On her oft-baffling Twitter feed, Joyce Carol Oates suggested that it is doubly depressing when a great artist dies of a drug overdose, because it suggests that mastery of art is not enough. She was referring to Philip Seymour Hoffman, who was found dead in his Greenwich Village apartment yesterday with a needle in his arm. Surely, playing both Brandt and Truman Capote must be enough. For anyone who ever wanted to act, just watching his roles sparked a renewed enthusiasm. Watching Philip Seymour Hoffman is a reason to live, so how could being Philip Seymour Hoffman not be enough?
I was in the same room as him twice, although the first one doesn’t count. When I was a senior in college, my friends and I drove to New York over spring break to see him in True West with John C. Reilly. It was the Matthew Warchus production where Hoffman and Reilly drew roles out of a hat each night, and I believe we saw Hoffman play Lee.
Obviously that was wrong, since Hoffman was the nerd, the insecure lump, and Reilly was the swaggering roughneck. But Hoffman played it terrifically—he bullied his brother and gradually fell prey to the same desperate insecurity that was Austin’s defining characteristic at the beginning of the play. It’s a difficult transition to pull off, and a merely talented actor would have conveyed it somberly and convincingly. Hoffman made it fun.

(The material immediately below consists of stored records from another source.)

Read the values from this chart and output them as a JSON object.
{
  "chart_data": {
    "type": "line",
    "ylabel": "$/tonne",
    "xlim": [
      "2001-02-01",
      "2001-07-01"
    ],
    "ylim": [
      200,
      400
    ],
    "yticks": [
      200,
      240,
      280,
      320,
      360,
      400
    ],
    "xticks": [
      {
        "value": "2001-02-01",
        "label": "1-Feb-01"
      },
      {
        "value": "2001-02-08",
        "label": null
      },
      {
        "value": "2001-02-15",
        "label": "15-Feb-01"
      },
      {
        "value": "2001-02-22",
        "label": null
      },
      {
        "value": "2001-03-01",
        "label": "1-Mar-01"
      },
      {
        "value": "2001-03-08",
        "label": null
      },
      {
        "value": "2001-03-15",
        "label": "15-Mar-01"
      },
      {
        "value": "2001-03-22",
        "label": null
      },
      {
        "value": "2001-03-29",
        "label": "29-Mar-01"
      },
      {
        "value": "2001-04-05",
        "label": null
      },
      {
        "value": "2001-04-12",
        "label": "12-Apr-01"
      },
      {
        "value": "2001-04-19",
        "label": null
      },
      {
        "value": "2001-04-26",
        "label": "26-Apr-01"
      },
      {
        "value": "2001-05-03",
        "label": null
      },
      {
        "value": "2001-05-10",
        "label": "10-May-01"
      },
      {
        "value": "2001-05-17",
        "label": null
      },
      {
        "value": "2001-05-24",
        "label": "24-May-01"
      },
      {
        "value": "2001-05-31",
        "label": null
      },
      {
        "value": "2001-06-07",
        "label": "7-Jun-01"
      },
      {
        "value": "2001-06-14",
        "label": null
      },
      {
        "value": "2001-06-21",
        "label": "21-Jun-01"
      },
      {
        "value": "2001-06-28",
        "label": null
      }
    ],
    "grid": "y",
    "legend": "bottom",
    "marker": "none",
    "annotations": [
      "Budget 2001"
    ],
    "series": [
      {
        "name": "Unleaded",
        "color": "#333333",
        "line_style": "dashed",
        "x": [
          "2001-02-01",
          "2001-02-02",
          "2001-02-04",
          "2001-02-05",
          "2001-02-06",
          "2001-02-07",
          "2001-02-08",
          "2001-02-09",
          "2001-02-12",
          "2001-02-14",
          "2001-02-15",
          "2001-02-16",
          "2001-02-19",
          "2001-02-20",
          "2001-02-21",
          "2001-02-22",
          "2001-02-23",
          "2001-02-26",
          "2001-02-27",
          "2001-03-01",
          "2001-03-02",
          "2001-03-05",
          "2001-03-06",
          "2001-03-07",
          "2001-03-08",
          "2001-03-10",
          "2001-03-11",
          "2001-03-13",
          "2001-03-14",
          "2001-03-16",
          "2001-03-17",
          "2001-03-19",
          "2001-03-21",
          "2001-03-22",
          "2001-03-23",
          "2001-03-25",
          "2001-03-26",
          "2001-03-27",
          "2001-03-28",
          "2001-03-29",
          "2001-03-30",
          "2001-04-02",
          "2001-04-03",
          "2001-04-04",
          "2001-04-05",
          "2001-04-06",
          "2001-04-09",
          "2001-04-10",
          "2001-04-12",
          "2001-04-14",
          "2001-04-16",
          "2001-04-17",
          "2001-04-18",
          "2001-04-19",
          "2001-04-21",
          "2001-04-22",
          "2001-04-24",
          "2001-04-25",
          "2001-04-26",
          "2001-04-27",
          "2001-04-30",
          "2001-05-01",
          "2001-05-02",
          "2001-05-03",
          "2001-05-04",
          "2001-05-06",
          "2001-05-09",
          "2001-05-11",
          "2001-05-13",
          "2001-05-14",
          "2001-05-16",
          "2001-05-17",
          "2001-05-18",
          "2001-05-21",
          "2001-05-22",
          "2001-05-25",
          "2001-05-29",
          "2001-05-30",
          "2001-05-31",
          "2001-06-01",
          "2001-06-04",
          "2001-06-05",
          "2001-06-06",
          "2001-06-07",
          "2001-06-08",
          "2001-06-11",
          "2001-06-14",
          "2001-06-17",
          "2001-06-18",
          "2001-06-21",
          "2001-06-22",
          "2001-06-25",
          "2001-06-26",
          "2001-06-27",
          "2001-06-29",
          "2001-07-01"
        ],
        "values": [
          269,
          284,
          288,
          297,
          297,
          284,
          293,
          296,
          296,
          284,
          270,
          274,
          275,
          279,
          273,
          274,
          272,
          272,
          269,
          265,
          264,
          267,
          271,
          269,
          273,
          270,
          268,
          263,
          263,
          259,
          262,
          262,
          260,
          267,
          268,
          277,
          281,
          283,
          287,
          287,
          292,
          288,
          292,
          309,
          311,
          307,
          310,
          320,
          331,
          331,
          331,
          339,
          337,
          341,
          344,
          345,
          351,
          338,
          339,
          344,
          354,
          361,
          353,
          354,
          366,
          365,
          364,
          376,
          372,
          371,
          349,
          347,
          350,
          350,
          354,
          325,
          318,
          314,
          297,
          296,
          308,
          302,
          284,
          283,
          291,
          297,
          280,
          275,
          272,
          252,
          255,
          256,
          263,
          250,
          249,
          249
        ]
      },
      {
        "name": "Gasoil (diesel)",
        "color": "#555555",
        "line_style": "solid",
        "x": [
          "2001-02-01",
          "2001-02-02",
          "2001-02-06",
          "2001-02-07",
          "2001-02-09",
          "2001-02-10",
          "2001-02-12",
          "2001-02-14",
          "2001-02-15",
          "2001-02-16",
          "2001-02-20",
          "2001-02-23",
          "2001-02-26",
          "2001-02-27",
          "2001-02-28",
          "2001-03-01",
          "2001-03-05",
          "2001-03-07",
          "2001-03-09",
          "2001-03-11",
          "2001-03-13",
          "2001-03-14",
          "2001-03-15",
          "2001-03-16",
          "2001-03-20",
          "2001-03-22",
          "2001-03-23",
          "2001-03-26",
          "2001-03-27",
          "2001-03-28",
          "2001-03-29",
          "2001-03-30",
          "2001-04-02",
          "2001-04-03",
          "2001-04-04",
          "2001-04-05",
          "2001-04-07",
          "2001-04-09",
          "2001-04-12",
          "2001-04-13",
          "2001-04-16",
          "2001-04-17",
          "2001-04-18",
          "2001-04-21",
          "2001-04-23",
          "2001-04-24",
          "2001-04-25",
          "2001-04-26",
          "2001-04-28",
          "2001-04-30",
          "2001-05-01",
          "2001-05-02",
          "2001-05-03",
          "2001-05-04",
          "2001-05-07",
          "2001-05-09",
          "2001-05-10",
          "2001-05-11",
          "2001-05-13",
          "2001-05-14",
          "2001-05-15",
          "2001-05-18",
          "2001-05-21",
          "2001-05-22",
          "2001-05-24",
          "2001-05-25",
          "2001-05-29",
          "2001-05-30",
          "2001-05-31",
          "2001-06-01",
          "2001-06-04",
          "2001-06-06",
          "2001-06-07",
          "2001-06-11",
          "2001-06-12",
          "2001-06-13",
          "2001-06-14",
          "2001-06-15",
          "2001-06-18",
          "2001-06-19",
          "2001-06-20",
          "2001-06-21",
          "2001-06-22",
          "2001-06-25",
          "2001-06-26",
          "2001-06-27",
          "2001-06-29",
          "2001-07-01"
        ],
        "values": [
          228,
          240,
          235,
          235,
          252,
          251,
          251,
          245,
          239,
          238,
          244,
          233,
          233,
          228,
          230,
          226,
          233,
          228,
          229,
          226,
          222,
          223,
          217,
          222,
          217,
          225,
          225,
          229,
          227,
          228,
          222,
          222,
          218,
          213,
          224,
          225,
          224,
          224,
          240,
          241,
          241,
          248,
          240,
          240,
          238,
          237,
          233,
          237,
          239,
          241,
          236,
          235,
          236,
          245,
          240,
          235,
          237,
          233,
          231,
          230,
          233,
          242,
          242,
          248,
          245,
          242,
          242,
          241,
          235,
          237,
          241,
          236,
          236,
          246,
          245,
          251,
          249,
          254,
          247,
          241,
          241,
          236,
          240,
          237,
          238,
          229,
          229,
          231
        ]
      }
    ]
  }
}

The other time I saw him was three years later, when he came to an opening-night party at PS 122 for a production connected to the Labyrinth Theatre. I told him that I liked his work and thought he was the best actor of his generation, which must have meant a lot coming from a 24 year-old. He was very gracious and extremely wasted, and after shaking my hand spent the next hour eating chicken wings as fast as he could.
It seems to me that Hoffman was a great actor and I was not because he felt things more. Maybe that’s superstition; maybe Hoffman was a great actor because he was exceptionally good at moving his face or noticing things that other people did with their voices and bodies. But watching him from the sound booth, where it was my job to ensure that the PA did not suddenly start playing Public Enemy and fart sounds instead of experimental jazz, I was struck by his vaguely sad exuberance. Wow, I thought, he fucking loves chicken wings.
Maybe that’s the same quality that makes you go nuts for heroin or the stammering repetitions in Brandt’s Lebowksi Achievers scene. Maybe Hoffman loved drugs and chicken wings for the same reason he was so good at acting: he loved experiences. A scripted performance, drugs and food are all ways to get a visceral, mostly-guaranteed experience. It’s a way to feel, particularly, and with roles and pills and chicken wings you basically know what you’re going to get.
It cannot have been easy to be Philip Seymour Hoffman. He was a fat-ish, froggy guy who spent his professional life around movie stars. He was an artist and apparent hedonist with two young children. If we buy the theory that great actors feel things more, Hoffman was almost certainly exposed to powerful and periodically painful feelings all the time. He should have just channeled that into great art, but instead he made great art and sometimes took drugs, which eventually killed him.
That’s not fair at all. If I ran things, his performance in Boogie Nights alone would make him immune to one overdose amount of heroin. His death is the kind of injustice that makes me wish I expressed things better, that I could transmute unfairness and disappointment into something beautiful and fun. It makes me wish I was Philip Seymour Hoffman, or that we had another one around.